Rabat accueille le sommet des forces maritimes africaines de cette année (AMFS 2026), qui se tient du 20 au 24 juillet au Maroc. Sous l’égide de la Marine royale, en partenariat avec le commandement de la composante des Forces navales des États-Unis en Europe et en Afrique (NAVAF) et le commandement des Forces des marines des États-Unis en Europe et en Afrique (MARFORAF), l’innovation et la sécurité maritime sont au cœur du programme. Selon les organisateurs, celui-ci se décline en trois axes : « Innovation politique au niveau national : collaboration interministérielle, innovation et coopération avec les pays voisins et les partenaires, innovation technologique en matière de sécurité maritime ».
L’objectif est ainsi de cerner les défis communs pour consolider la sécurité maritime, dans un effort collectif porté sur le renforcement des capacités et de la coopération dans ce domaine, font savoir les organisateurs. La nouveauté de cette année est que l’AMFS 2026 introduit des ateliers interactifs, qui présentent des scénarios concrets pour anticiper et discuter des réponses nationales.
Relever des défis communs
Intervenant lors d’un point de presse, le contre-amiral Mohamed Tahin, inspecteur de la Marine royale marocaine au sein des Forces armées royales (FAR), a déclaré que ce sommet témoignait de « l’engagement indéfectible du Maroc à promouvoir la coopération africaine, à renforcer la stabilité régionale et à intensifier les efforts collectifs en faveur de la paix et de la sécurité maritimes ».

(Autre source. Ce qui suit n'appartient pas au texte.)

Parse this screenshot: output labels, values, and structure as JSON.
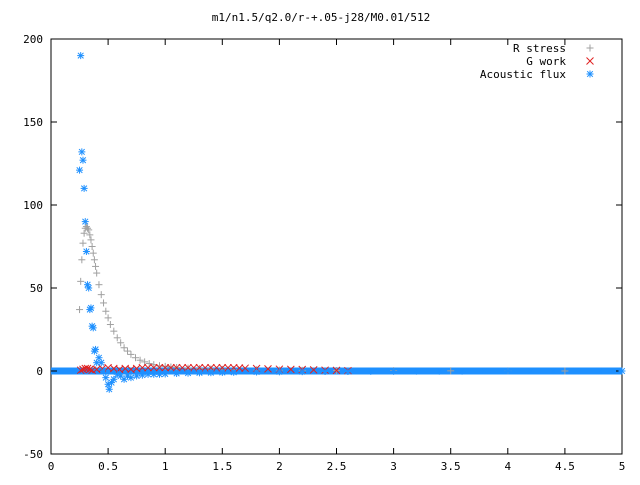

«Les échanges portent sur l’innovation, la coopération régionale et l’intégration des technologies émergentes, afin de renforcer les capacités collectives et d’améliorer la réponse aux défis communs, notamment la sécurité maritime, la connaissance du domaine maritime, la pêche illicite, non déclarée et non réglementée, le trafic maritime, le terrorisme, les migrations irrégulières et la protection de l’environnement », a-t-il dit.
Par la même occasion, le représentant de la Marine royale a soutenu que la sécurité maritime était « une responsabilité fondamentale et une priorité stratégique qui ne peut être atteinte que par un dialogue soutenu, une confiance mutuelle, une action coordonnée et un partenariat efficace entre toutes les parties prenantes ».